Honors classes inform the students, not the parents
For many, a child’s advancement to college represents the first extended separation from family. As a parent or guardian, we want to be kept apprised of progress, as well as difficulty; we want to continue to parent. While this can certainly be accomplished, you must be cognizant of limitations imposed by law. Since most college students have reached the age of 18, their right to privacy, including college activities in and out of the classroom, is protected by law. As a professor or as an honors program director, I am not permitted to reveal your child’s academic, social, disciplinary, etc., records to you without his or her permission. So, as a parent like you, I want every possible assurance the environment in which my child will learn, socialize, and grow will be a nurturing and caring one, one that addresses the development of the whole person, as well as demanding the best of that person. This is what we attempt to create in the honors communities.

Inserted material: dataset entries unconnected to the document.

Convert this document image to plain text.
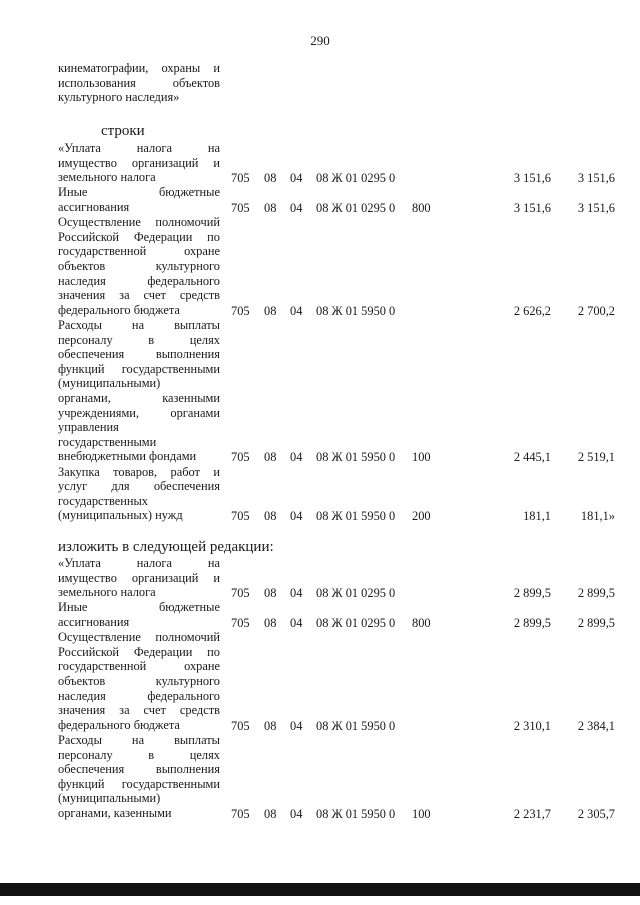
290
кинематографии, охраны и
использования объектов
культурного наследия»
строки
«Уплата налога на
имущество организаций и
земельного налога	705 08 04 08 Ж 01 0295 0	3 151,6 3 151,6
Иные бюджетные
ассигнования	705 08 04 08 Ж 01 0295 0 800	3 151,6 3 151,6
Осуществление полномочий
Российской Федерации по
государственной охране
объектов культурного
наследия федерального
значения за счет средств
федерального бюджета	705 08 04 08 Ж 01 5950 0	2 626,2 2 700,2
Расходы на выплаты
персоналу в целях
обеспечения выполнения
функций государственными
(муниципальными)
органами, казенными
учреждениями, органами
управления
государственными
внебюджетными фондами	705 08 04 08 Ж 01 5950 0 100	2 445,1 2 519,1
Закупка товаров, работ и
услуг для обеспечения
государственных
(муниципальных) нужд	705 08 04 08 Ж 01 5950 0 200	181,1 181,1»
изложить в следующей редакции:
«Уплата налога на
имущество организаций и
земельного налога	705 08 04 08 Ж 01 0295 0	2 899,5 2 899,5
Иные бюджетные
ассигнования	705 08 04 08 Ж 01 0295 0 800	2 899,5 2 899,5
Осуществление полномочий
Российской Федерации по
государственной охране
объектов культурного
наследия федерального
значения за счет средств
федерального бюджета	705 08 04 08 Ж 01 5950 0	2 310,1 2 384,1
Расходы на выплаты
персоналу в целях
обеспечения выполнения
функций государственными
(муниципальными)
органами, казенными	705 08 04 08 Ж 01 5950 0 100	2 231,7 2 305,7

An honors program steps into your shoes
I would like to conclude, as I began, on a personal note. Having seen more than 1,600 students complete their honors education and move on to successful careers and productive lives has been most rewarding. This has been particularly so in the case of my own children, who often speak to how valuable their honors experience was in strengthening their values and shaping their careers. My two daughters completed their legal studies and are now attorneys with major national law firms—one specializing in litigation and the other in employment law. One son had been a prosecutor for five years and now has his own practice; his brother completed his M.P.P. degree and works in economic development. Given my own experience, there is no doubt in my mind that the honors program experience was the best possible alternative to in loco parentis.